Wes McKinney commented on ARROW-5086:
-------------------------------------

I've been looking at this for about an hour. This is really strange, here is my example code I'm using to investigate:

https://gist.github.com/wesm/27a1c65aa8329855ff80dd0157553fa5

here is the output

https://gist.github.com/wesm/8ad9f224b64862ca31c28183effa82b4

weirdly on each iteration, RSS goes up by about ~8MB which is the amount of Arrow memory allocated on each iteration, even though the memory pool is claiming that the memory is being released. But then once the file reader object goes out of scope, RSS is released in bulk. 

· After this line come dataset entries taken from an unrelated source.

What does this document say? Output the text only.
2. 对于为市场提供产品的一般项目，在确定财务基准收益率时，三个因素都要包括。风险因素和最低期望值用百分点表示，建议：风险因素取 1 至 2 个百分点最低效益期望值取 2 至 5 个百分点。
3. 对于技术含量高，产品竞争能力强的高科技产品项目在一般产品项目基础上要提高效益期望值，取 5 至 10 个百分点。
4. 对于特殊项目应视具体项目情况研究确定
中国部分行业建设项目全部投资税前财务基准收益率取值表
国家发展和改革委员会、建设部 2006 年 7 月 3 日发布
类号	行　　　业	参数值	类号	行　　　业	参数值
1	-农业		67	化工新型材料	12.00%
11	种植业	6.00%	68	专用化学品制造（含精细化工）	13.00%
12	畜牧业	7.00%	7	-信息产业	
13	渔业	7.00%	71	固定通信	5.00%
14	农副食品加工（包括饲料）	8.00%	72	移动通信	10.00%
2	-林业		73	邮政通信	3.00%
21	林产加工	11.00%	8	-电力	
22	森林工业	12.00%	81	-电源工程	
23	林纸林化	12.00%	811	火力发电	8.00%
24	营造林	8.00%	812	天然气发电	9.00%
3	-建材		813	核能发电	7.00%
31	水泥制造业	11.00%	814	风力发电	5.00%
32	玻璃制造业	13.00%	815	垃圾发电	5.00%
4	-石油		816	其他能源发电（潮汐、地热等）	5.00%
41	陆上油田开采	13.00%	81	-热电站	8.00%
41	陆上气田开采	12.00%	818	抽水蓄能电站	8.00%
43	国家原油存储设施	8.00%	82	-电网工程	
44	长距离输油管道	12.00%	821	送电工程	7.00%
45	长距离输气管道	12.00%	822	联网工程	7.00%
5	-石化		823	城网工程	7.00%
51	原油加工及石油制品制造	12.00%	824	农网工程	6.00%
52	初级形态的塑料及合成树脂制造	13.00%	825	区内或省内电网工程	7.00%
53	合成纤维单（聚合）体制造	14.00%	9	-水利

I suspect that there is a rogue heap allocation someplace but I haven't found it yet. I checked that the destructors in the various C++ objects are firing on each iteration and no dice yet

> [Python] Space leak in  ParquetFile.read_row_group()
> ----------------------------------------------------
>
>                 Key: ARROW-5086
>                 URL: https://issues.apache.org/jira/browse/ARROW-5086
>             Project: Apache Arrow
>          Issue Type: Bug
>          Components: Python
>    Affects Versions: 0.12.1
>            Reporter: Jakub Okoński
>            Assignee: Wes McKinney
>            Priority: Major
>              Labels: parquet
>             Fix For: 0.15.0
>
>         Attachments: all.png, all.png
>
>
> I have a code pattern like this:
>  
> reader = pq.ParquetFile(path)
> for ix in range(0, reader.num_row_groups):
>     table = reader.read_row_group(ix, columns=self._columns)
>     # operate on table
>  
> But it leaks memory over time, only releasing it when the reader object is collected. Here's a workaround
>  
> num_row_groups = pq.ParquetFile(path).num_row_groups
> for ix in range(0, num_row_groups):
>     table = pq.ParquetFile(path).read_row_group(ix, columns=self._columns)
>     # operate on table
>  
> This puts an upper bound on memory usage and is what I'd  expect from the code. I also put gc.collect() to the end of every loop.
>  
> I charted out memory usage for a small benchmark that just copies a file, one row group at a time, converting to pandas and back to arrow on the writer path. Line in black is the first one, using a single reader object. Blue is instantiating a fresh reader in every iteration.